Rio de Janeiro (Quinta, 19-03-2009, Gaudium Press) Bispo auxiliar do Rio de Janeiro, dom Wilson Tadeu Jönck aproveita o tempo da quaresma para esclarecer algumas dúvidas sobre o sacramento da confissão ou penitência. "O pecado é exatamente aquilo que faz da nossa vida uma contradição. E como vou reverter isso? Com a graça de Deus. É Deus quem pode nos perdoar. É Nele que vamos ser fortes para de novo buscar viver de forma consequente aquele ideal que o Evangelho nos coloca", afirma.

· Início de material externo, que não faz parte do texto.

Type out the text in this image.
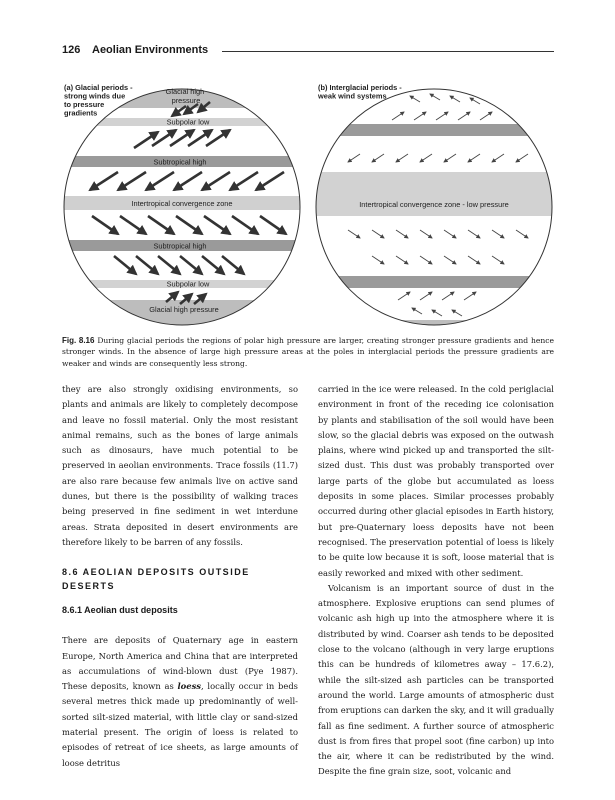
126 Aeolian Environments
(a) Glacial periods - strong winds due to pressure gradients
Glacial high pressure
Subpolar low
Subtropical high
Intertropical convergence zone
Subtropical high
Subpolar low
Glacial high pressure
(b) Interglacial periods - weak wind systems
Intertropical convergence zone - low pressure
Fig. 8.16 During glacial periods the regions of polar high pressure are larger, creating stronger pressure gradients and hence stronger winds. In the absence of large high pressure areas at the poles in interglacial periods the pressure gradients are weaker and winds are consequently less strong.

they are also strongly oxidising environments, so plants and animals are likely to completely decompose and leave no fossil material. Only the most resistant animal remains, such as the bones of large animals such as dinosaurs, have much potential to be preserved in aeolian environments. Trace fossils (11.7) are also rare because few animals live on active sand dunes, but there is the possibility of walking traces being preserved in fine sediment in wet interdune areas. Strata deposited in desert environments are therefore likely to be barren of any fossils.

8.6 AEOLIAN DEPOSITS OUTSIDE DESERTS
8.6.1 Aeolian dust deposits

There are deposits of Quaternary age in eastern Europe, North America and China that are interpreted as accumulations of wind-blown dust (Pye 1987). These deposits, known as loess, locally occur in beds several metres thick made up predominantly of well-sorted silt-sized material, with little clay or sand-sized material present. The origin of loess is related to episodes of retreat of ice sheets, as large amounts of loose detritus

carried in the ice were released. In the cold periglacial environment in front of the receding ice colonisation by plants and stabilisation of the soil would have been slow, so the glacial debris was exposed on the outwash plains, where wind picked up and transported the silt-sized dust. This dust was probably transported over large parts of the globe but accumulated as loess deposits in some places. Similar processes probably occurred during other glacial episodes in Earth history, but pre-Quaternary loess deposits have not been recognised. The preservation potential of loess is likely to be quite low because it is soft, loose material that is easily reworked and mixed with other sediment.

Volcanism is an important source of dust in the atmosphere. Explosive eruptions can send plumes of volcanic ash high up into the atmosphere where it is distributed by wind. Coarser ash tends to be deposited close to the volcano (although in very large eruptions this can be hundreds of kilometres away – 17.6.2), while the silt-sized ash particles can be transported around the world. Large amounts of atmospheric dust from eruptions can darken the sky, and it will gradually fall as fine sediment. A further source of atmospheric dust is from fires that propel soot (fine carbon) up into the air, where it can be redistributed by the wind. Despite the fine grain size, soot, volcanic and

Segundo dom Wilson, uma das dúvidas mais comuns diz respeito à frequência com que devemos buscar o sacramento. O bispo auxiliar do Rio lembra que, de acordo com a Igreja, devemos nos confessar "ao menos uma vez por ano". "Muitas vezes, as pessoas se confessam na Quaresma para celebrar a Páscoa. Esse é o mínimo, por assim dizer. Quando buscamos nos unir a Deus, vamos nos confessar sempre que sintamos necessidade. Deus sempre está disposto a nos perdoar", assegura.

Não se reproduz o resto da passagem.